During the years ended December 31, 2025 and 2024, the Company made payments of $3 million and $1
million under property finance lease arrangements with entities owned or controlled by the Co-Founders,
respectively. At December 31, 2025 and 2024, the Company had finance lease liabilities under finance lease
arrangements with entities owned or controlled by the Co-Founders of $29 million and $30 million, respectively.
During the year ended December 31, 2025, the Company acquired from the Co-Founders operating lease
arrangements for a fleet of vehicles, certain properties, and other contractual rights where the lessor or counterparty
is a third-party and, as a result, the Company recognized operating lease liabilities of $26 million with a
corresponding amount to right-of-use assets.
Purchases of rental equipment, parts, supplies and other
During the years ended December 31, 2025 and 2024, the Company purchased $22 million and $133 million,
respectively, of equipment previously enrolled in the OWN Program from entities owned or controlled by the Co-
Founders. The equipment purchased was added to the Company’s rental fleet, and is included in rental equipment,
net, on the consolidated balance sheets. There were no equipment purchases from entities owned or controlled by the
Co-Founders during 2023.
During the year ended December 31, 2025, the Company also purchased containers and vehicles for
approximately $5 million and other miscellaneous equipment, parts and supplies for $1 million from an entity
owned or controlled by the Co-Founders.

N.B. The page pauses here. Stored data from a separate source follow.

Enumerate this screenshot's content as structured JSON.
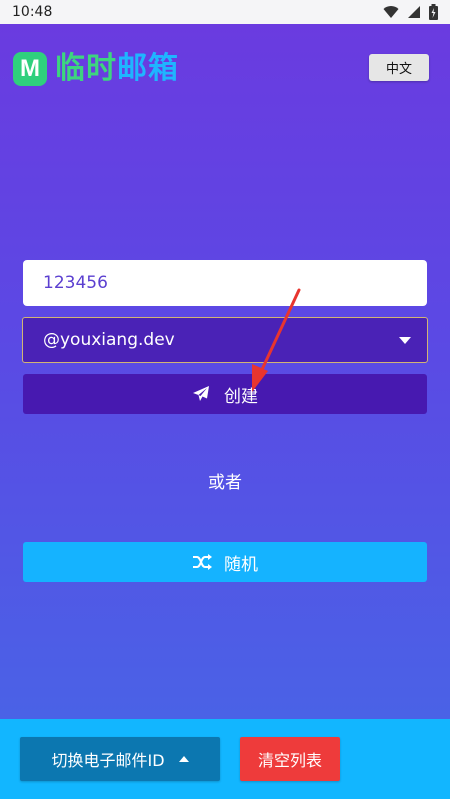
{
  "status_bar": {
    "time": "10:48"
  },
  "header": {
    "logo_letter": "M",
    "title_part1": "临时",
    "title_part2": "邮箱",
    "language_button": "中文"
  },
  "form": {
    "username_value": "123456",
    "domain_selected": "@youxiang.dev",
    "create_label": "创建",
    "or_label": "或者",
    "random_label": "随机"
  },
  "bottom_bar": {
    "switch_label": "切换电子邮件ID",
    "clear_label": "清空列表"
  },
  "colors": {
    "gradient_top": "#6a3be0",
    "gradient_bottom": "#4a62e6",
    "create_button": "#4719b0",
    "random_button": "#15b3ff",
    "bottom_bar": "#12b6ff",
    "switch_button": "#0c77b0",
    "clear_button": "#ee3b3b",
    "logo_green": "#2fd07d",
    "annotation_arrow": "#e8352f"
  },
  "icons": {
    "create": "paper-plane-icon",
    "random": "shuffle-icon",
    "switch": "caret-up-icon",
    "domain": "caret-down-icon"
  }
}
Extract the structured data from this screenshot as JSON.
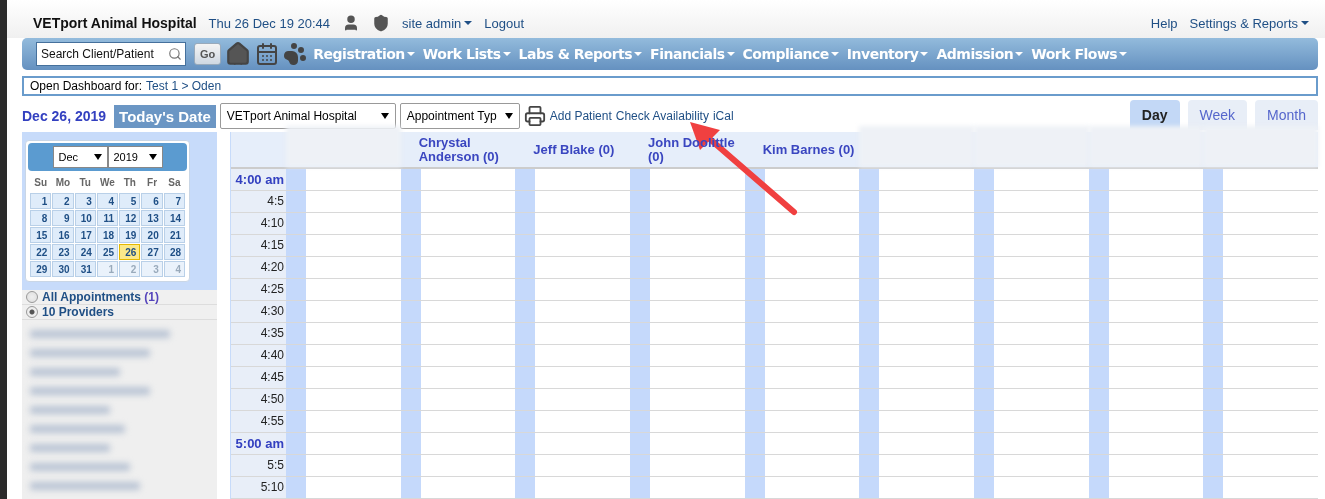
{
  "header": {
    "title": "VETport Animal Hospital",
    "datetime": "Thu 26 Dec 19 20:44",
    "user": "site admin",
    "logout": "Logout",
    "help": "Help",
    "settings": "Settings & Reports"
  },
  "nav": {
    "search_placeholder": "Search Client/Patient",
    "go": "Go",
    "menus": [
      "Registration",
      "Work Lists",
      "Labs & Reports",
      "Financials",
      "Compliance",
      "Inventory",
      "Admission",
      "Work Flows"
    ]
  },
  "dashboard": {
    "label": "Open Dashboard for:",
    "path": "Test 1 > Oden"
  },
  "toolbar": {
    "date": "Dec 26, 2019",
    "today": "Today's Date",
    "location": "VETport Animal Hospital",
    "appointment_type": "Appointment Typ",
    "links": [
      "Add Patient",
      "Check Availability",
      "iCal"
    ]
  },
  "view_tabs": [
    {
      "label": "Day",
      "selected": true
    },
    {
      "label": "Week",
      "selected": false
    },
    {
      "label": "Month",
      "selected": false
    }
  ],
  "calendar": {
    "month": "Dec",
    "year": "2019",
    "weekdays": [
      "Su",
      "Mo",
      "Tu",
      "We",
      "Th",
      "Fr",
      "Sa"
    ],
    "days": [
      {
        "day": "1",
        "other_month": false,
        "selected": false
      },
      {
        "day": "2",
        "other_month": false,
        "selected": false
      },
      {
        "day": "3",
        "other_month": false,
        "selected": false
      },
      {
        "day": "4",
        "other_month": false,
        "selected": false
      },
      {
        "day": "5",
        "other_month": false,
        "selected": false
      },
      {
        "day": "6",
        "other_month": false,
        "selected": false
      },
      {
        "day": "7",
        "other_month": false,
        "selected": false
      },
      {
        "day": "8",
        "other_month": false,
        "selected": false
      },
      {
        "day": "9",
        "other_month": false,
        "selected": false
      },
      {
        "day": "10",
        "other_month": false,
        "selected": false
      },
      {
        "day": "11",
        "other_month": false,
        "selected": false
      },
      {
        "day": "12",
        "other_month": false,
        "selected": false
      },
      {
        "day": "13",
        "other_month": false,
        "selected": false
      },
      {
        "day": "14",
        "other_month": false,
        "selected": false
      },
      {
        "day": "15",
        "other_month": false,
        "selected": false
      },
      {
        "day": "16",
        "other_month": false,
        "selected": false
      },
      {
        "day": "17",
        "other_month": false,
        "selected": false
      },
      {
        "day": "18",
        "other_month": false,
        "selected": false
      },
      {
        "day": "19",
        "other_month": false,
        "selected": false
      },
      {
        "day": "20",
        "other_month": false,
        "selected": false
      },
      {
        "day": "21",
        "other_month": false,
        "selected": false
      },
      {
        "day": "22",
        "other_month": false,
        "selected": false
      },
      {
        "day": "23",
        "other_month": false,
        "selected": false
      },
      {
        "day": "24",
        "other_month": false,
        "selected": false
      },
      {
        "day": "25",
        "other_month": false,
        "selected": false
      },
      {
        "day": "26",
        "other_month": false,
        "selected": true
      },
      {
        "day": "27",
        "other_month": false,
        "selected": false
      },
      {
        "day": "28",
        "other_month": false,
        "selected": false
      },
      {
        "day": "29",
        "other_month": false,
        "selected": false
      },
      {
        "day": "30",
        "other_month": false,
        "selected": false
      },
      {
        "day": "31",
        "other_month": false,
        "selected": false
      },
      {
        "day": "1",
        "other_month": true,
        "selected": false
      },
      {
        "day": "2",
        "other_month": true,
        "selected": false
      },
      {
        "day": "3",
        "other_month": true,
        "selected": false
      },
      {
        "day": "4",
        "other_month": true,
        "selected": false
      }
    ]
  },
  "filters": [
    {
      "label": "All Appointments",
      "count": "(1)",
      "selected": false
    },
    {
      "label": "10 Providers",
      "selected": true
    }
  ],
  "schedule": {
    "columns": [
      {
        "redacted": true
      },
      {
        "name": "Chrystal Anderson (0)",
        "redacted": false
      },
      {
        "name": "Jeff Blake (0)",
        "redacted": false
      },
      {
        "name": "John Doolittle (0)",
        "redacted": false
      },
      {
        "name": "Kim Barnes (0)",
        "redacted": false
      },
      {
        "redacted": true
      },
      {
        "redacted": true
      },
      {
        "redacted": true
      },
      {
        "redacted": true
      }
    ],
    "times": [
      {
        "label": "4:00 am",
        "hour": true
      },
      {
        "label": "4:5",
        "hour": false
      },
      {
        "label": "4:10",
        "hour": false
      },
      {
        "label": "4:15",
        "hour": false
      },
      {
        "label": "4:20",
        "hour": false
      },
      {
        "label": "4:25",
        "hour": false
      },
      {
        "label": "4:30",
        "hour": false
      },
      {
        "label": "4:35",
        "hour": false
      },
      {
        "label": "4:40",
        "hour": false
      },
      {
        "label": "4:45",
        "hour": false
      },
      {
        "label": "4:50",
        "hour": false
      },
      {
        "label": "4:55",
        "hour": false
      },
      {
        "label": "5:00 am",
        "hour": true
      },
      {
        "label": "5:5",
        "hour": false
      },
      {
        "label": "5:10",
        "hour": false
      }
    ]
  }
}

The containers and vehicles purchased were added to the Company’s
rental equipment and are included in rental equipment, net on the consolidated balance sheets.

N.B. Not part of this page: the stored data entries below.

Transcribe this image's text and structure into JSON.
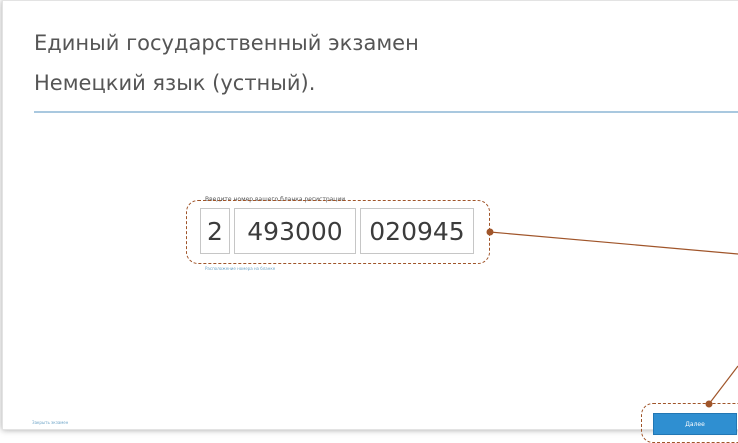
{
  "header": {
    "title_line1": "Единый государственный экзамен",
    "title_line2": "Немецкий язык (устный)."
  },
  "registration": {
    "label": "Введите номер вашего бланка регистрации",
    "fields": [
      "2",
      "493000",
      "020945"
    ],
    "hint": "Расположение номера на бланке"
  },
  "footer": {
    "close_link": "Закрыть экзамен",
    "next_button": "Далее"
  },
  "colors": {
    "accent": "#2f8fd1",
    "rule": "#a9c8df",
    "callout": "#a0552a"
  }
}
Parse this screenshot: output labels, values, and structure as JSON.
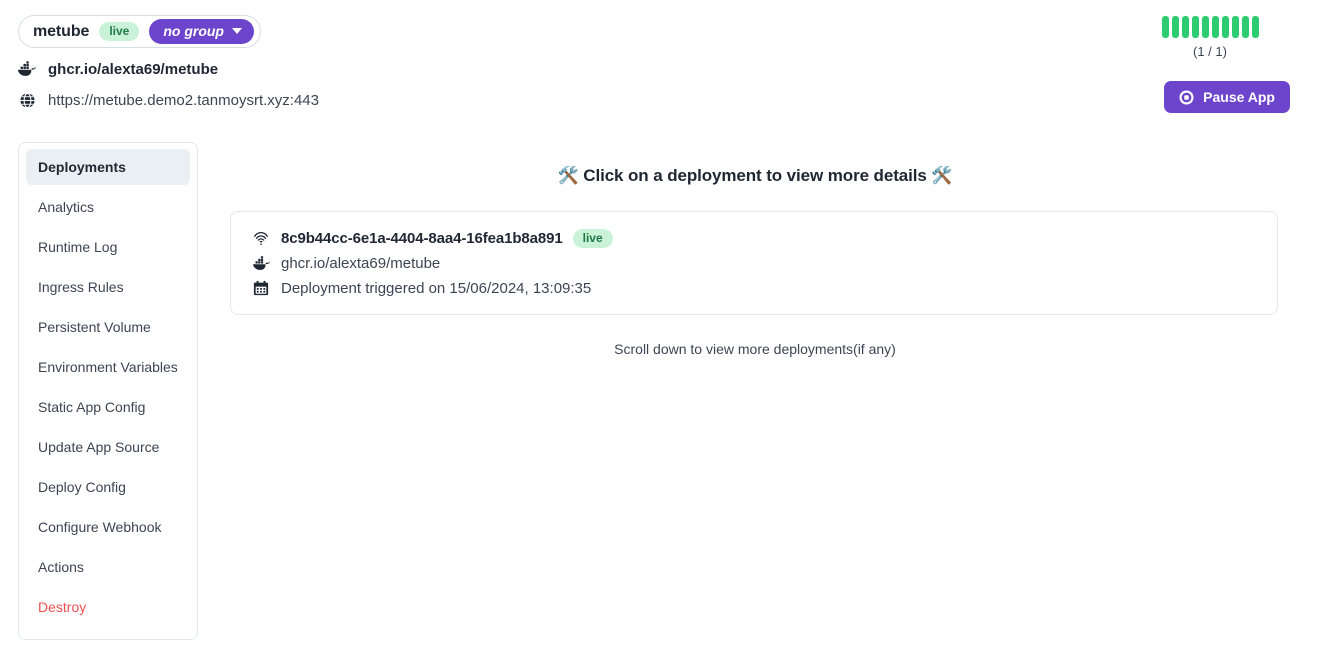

During the years ended December 31, 2025, 2024 and 2023, the Company recognized other expenses for
transactions with entities owned or controlled by the Co-Founders in the amounts of $1 million, $0.1 million, and
$0.1 million, respectively, which are included in selling, general and administrative expenses on the consolidated
statements of net income.
Purchases of property and other fixed assets
During the years ended December 31, 2025, 2024 and 2023, entities owned or controlled by the Co-Founders
provided construction services to the Company in the amounts of $0.4 million, $1 million and $1 million,
respectively, which were capitalized to property and other fixed assets.
Accounts payable
At December 31, 2025 and 2024, amounts due to entities owned or controlled by the Co-Founders were $0.1
million and $0.4 million, respectively, which are included in accounts payable on the consolidated balance sheets.
Cash equivalents
During the years ended December 31, 2025 and 2024, the Company deposited $15 million and $5 million,
respectively, into a money market account at a financial institution in which the Co-Founders have an ownership
interest. As of December 31, 2025 and 2024, the Company had an aggregate of $21 million and $5 million,
respectively on deposit in a money market account with this financial institution, which is included in cash and cash
equivalents on the consolidated balance sheets. For the year ended December 31, 2025, the funds on deposit earned
$1 million of interest income, which is included in other income, net on the consolidated statements of net income.
Interest income earned on deposits during the year ended December 31, 2024 was de minimus.
Acquisitions
On December 12, 2024, the Company, through its wholly owned subsidiary, acquired substantially all of the
business operations of two building supplies, lumber, and hardware stores from an entity that is owned or ultimately
controlled by the Co-Founders for an aggregate purchase price of $2 million. The purchase price was preliminarily
allocated to the estimated fair value of net assets acquired at the acquisition date, including $0.4 million to accounts
receivable, $1 million to inventories, and $0.4 million to property and other fixed assets. No goodwill resulted from
this transaction.
The Company does not provide any financial support or guarantee any debt of the related party entities involved
in the transactions described above.